La Barbara F si trova in acque internazionali, fa capo alla capitaneria di porto di Ancona ma la sua ubicazione è in realtà più a nord, tra Senigallia e Fano. È parte di un arcipelago di altre nove piattaforme (tutte denominate Barbara), ha un’estensione massima di 54 x 37 metri ed è strutturata su tre piani appoggiati a otto gambe che affondano nell’Adriatico. Le ultime operazioni di restauro in quello che viene definito «Campo Barbare» sono state effettuate tra il 2015 e il 2017 da una società specializzata. Si tratta di controlli periodici che, assicura l’Eni, vengono fatti con costanza e meticolosità.

LA PROCURA di Ancona, però, intanto ha aperto un fascicolo contro ignoti per omicidio colposo e ha messo sotto sequestro l’intera piattaforma, mentre si indaga per cercare di ricostruire la dinamica dell’incidente. La prima impressione degli investigatori, comunque, è che non ci sarebbe stato errore umano durante le operazioni di trasporto della bombola di azoto, quindi il problema si sarebbe verificato proprio nella tenuta della struttura, che a un certo punto non ha più retto il peso del bombolone ed è collassata su se stessa.

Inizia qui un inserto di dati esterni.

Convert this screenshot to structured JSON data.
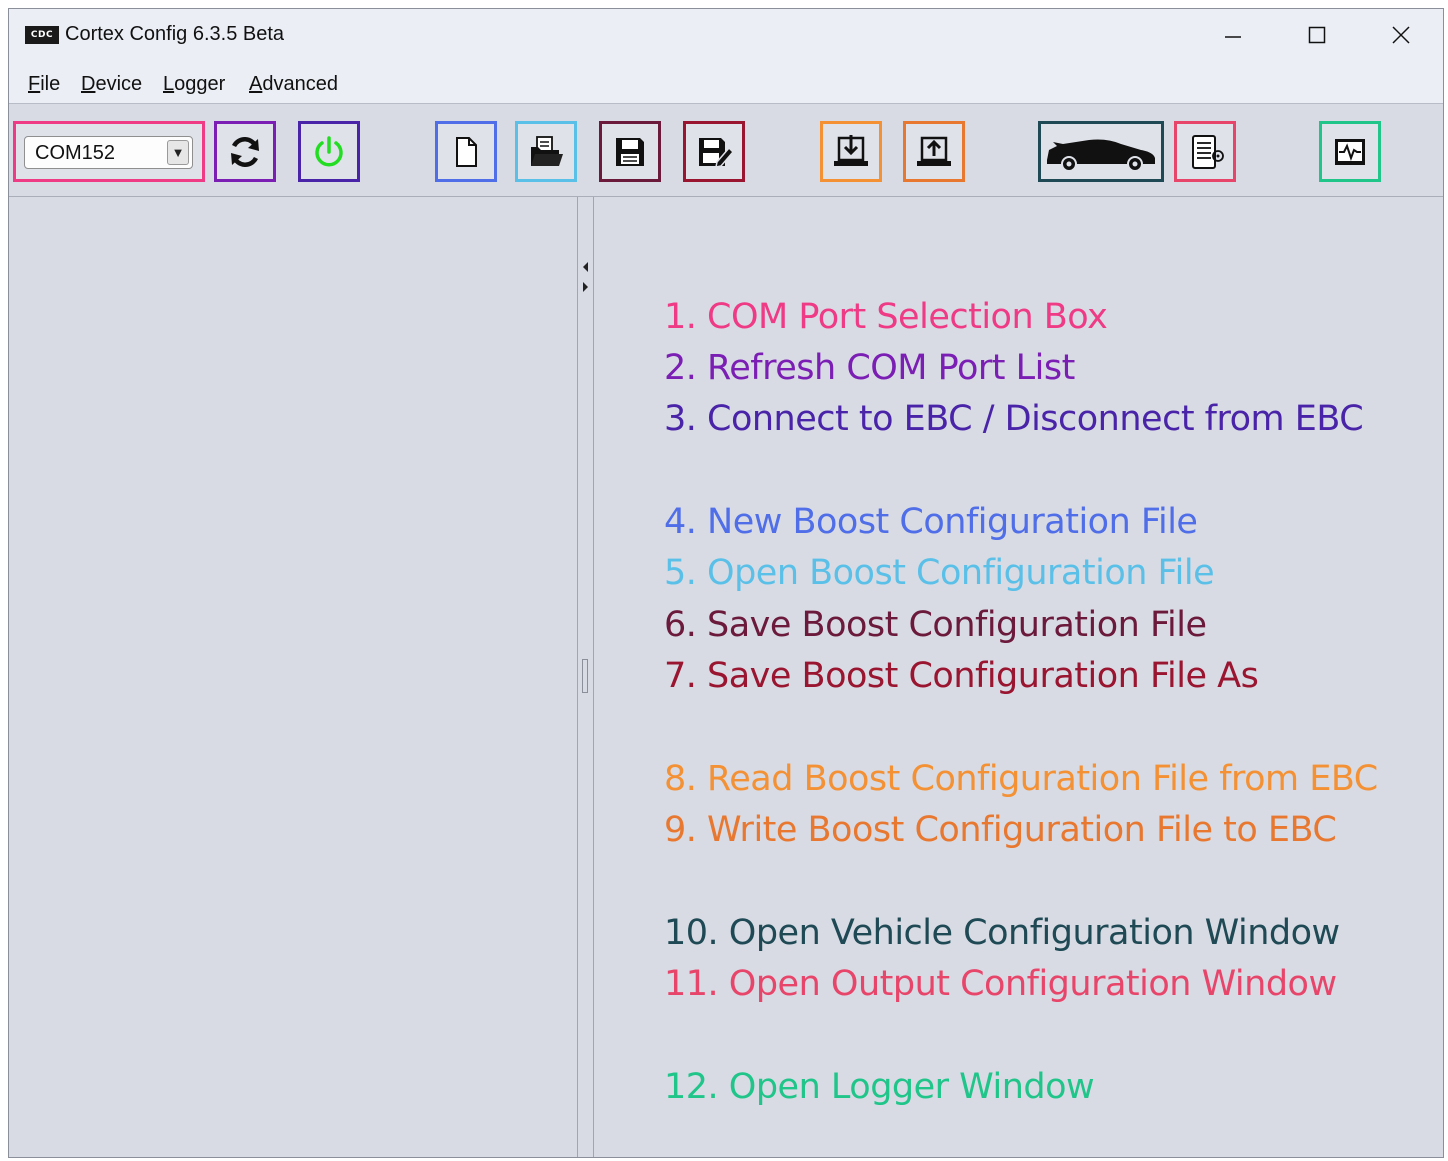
{
  "window": {
    "title": "Cortex Config 6.3.5 Beta",
    "app_icon_text": "CDC",
    "controls": {
      "minimize": "—",
      "maximize": "☐",
      "close": "✕"
    }
  },
  "menu": {
    "file": {
      "mnemonic": "F",
      "rest": "ile"
    },
    "device": {
      "mnemonic": "D",
      "rest": "evice"
    },
    "logger": {
      "mnemonic": "L",
      "rest": "ogger"
    },
    "advanced": {
      "mnemonic": "A",
      "rest": "dvanced"
    }
  },
  "toolbar": {
    "com_port": {
      "value": "COM152",
      "dropdown_arrow": "▼"
    },
    "buttons": [
      {
        "id": 2,
        "icon": "refresh-icon",
        "color": "#7b1fb4"
      },
      {
        "id": 3,
        "icon": "power-icon",
        "color": "#4a24a8"
      },
      {
        "id": 4,
        "icon": "new-file-icon",
        "color": "#4f6ee8"
      },
      {
        "id": 5,
        "icon": "open-folder-icon",
        "color": "#5bc0e8"
      },
      {
        "id": 6,
        "icon": "save-icon",
        "color": "#6b1a3c"
      },
      {
        "id": 7,
        "icon": "save-as-icon",
        "color": "#9a1530"
      },
      {
        "id": 8,
        "icon": "read-from-device-icon",
        "color": "#f39134"
      },
      {
        "id": 9,
        "icon": "write-to-device-icon",
        "color": "#e87830"
      },
      {
        "id": 10,
        "icon": "vehicle-icon",
        "color": "#1f4a55"
      },
      {
        "id": 11,
        "icon": "output-config-icon",
        "color": "#e8456a"
      },
      {
        "id": 12,
        "icon": "logger-icon",
        "color": "#20c58a"
      }
    ]
  },
  "numbers": [
    "1",
    "2",
    "3",
    "4",
    "5",
    "6",
    "7",
    "8",
    "9",
    "10",
    "11",
    "12"
  ],
  "legend": {
    "item1": "1. COM Port Selection Box",
    "item2": "2. Refresh COM Port List",
    "item3": "3. Connect to EBC / Disconnect from EBC",
    "item4": "4. New Boost Configuration File",
    "item5": "5. Open Boost Configuration File",
    "item6": "6. Save Boost Configuration File",
    "item7": "7. Save Boost Configuration File As",
    "item8": "8. Read Boost Configuration File from EBC",
    "item9": "9. Write Boost Configuration File to EBC",
    "item10": "10. Open Vehicle Configuration Window",
    "item11": "11. Open Output Configuration Window",
    "item12": "12. Open Logger Window"
  },
  "colors": {
    "c1": "#ef3a86",
    "c2": "#7b1fb4",
    "c3": "#4a24a8",
    "c4": "#4f6ee8",
    "c5": "#5bc0e8",
    "c6": "#6b1a3c",
    "c7": "#9a1530",
    "c8": "#f39134",
    "c9": "#e87830",
    "c10": "#1f4a55",
    "c11": "#e8456a",
    "c12": "#20c58a",
    "power_green": "#22dd22"
  }
}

È QUI CHE, ancora una volta, si apre il capitolo della sicurezza dei lavoratori sulle piattaforme. L’Eni, dopo aver diramato un comunicato di cordoglio e condoglianze per i familiari della vittima, non ha fornito una sua versione dei fatti, mentre i sindacati invocano maggiore attenzione alle normative sulla sicurezza e chiedono che le indagini siano veloci e approfondite.
«Siamo addolorati, ma anche profondamente indignati: non possiamo assistere a queste tragedie, si individuino ora le responsabilità di quanto accaduto – sostiene Rossana Dettori della Cgil -. Occorre una strategia nazionale e interdisciplinare contro gli infortuni. Al governo chiediamo di applicare interamente la normativa vigente su sicurezza e la salute, e agli enti preposti di intensificare i controlli affinché drammi come quelli di oggi (ieri, nda) non si ripetano».

IL COMITATO Trivelle Zero delle Marche ha annunciato una manifestazione a Roma il prossimo 23 marzo «per ribadire il nostro no ad un’economia basata sul fossile e le grandi opere inutili e per pretendere la transizione ad un’energia ecologicamente sostenibile». Sull’incidente di ieri, la posizione del Comitato è piuttosto netta: «Non possiamo che prendere atto che questo è solo l’ultimo di una catena di incidenti su questo tipo di piattaforme sia in Italia che nella nostra regione».

Si è schierato per l’aumento dei controlli sulla sicurezza anche l’intero arco costituzionale, con tutte le forze politiche che, un po’ alla spicciolata, hanno posto l’accento sul tema. La verità è che leggi in materia di sicurezza esistono già, sono i controlli che vengono fatti solo raramente.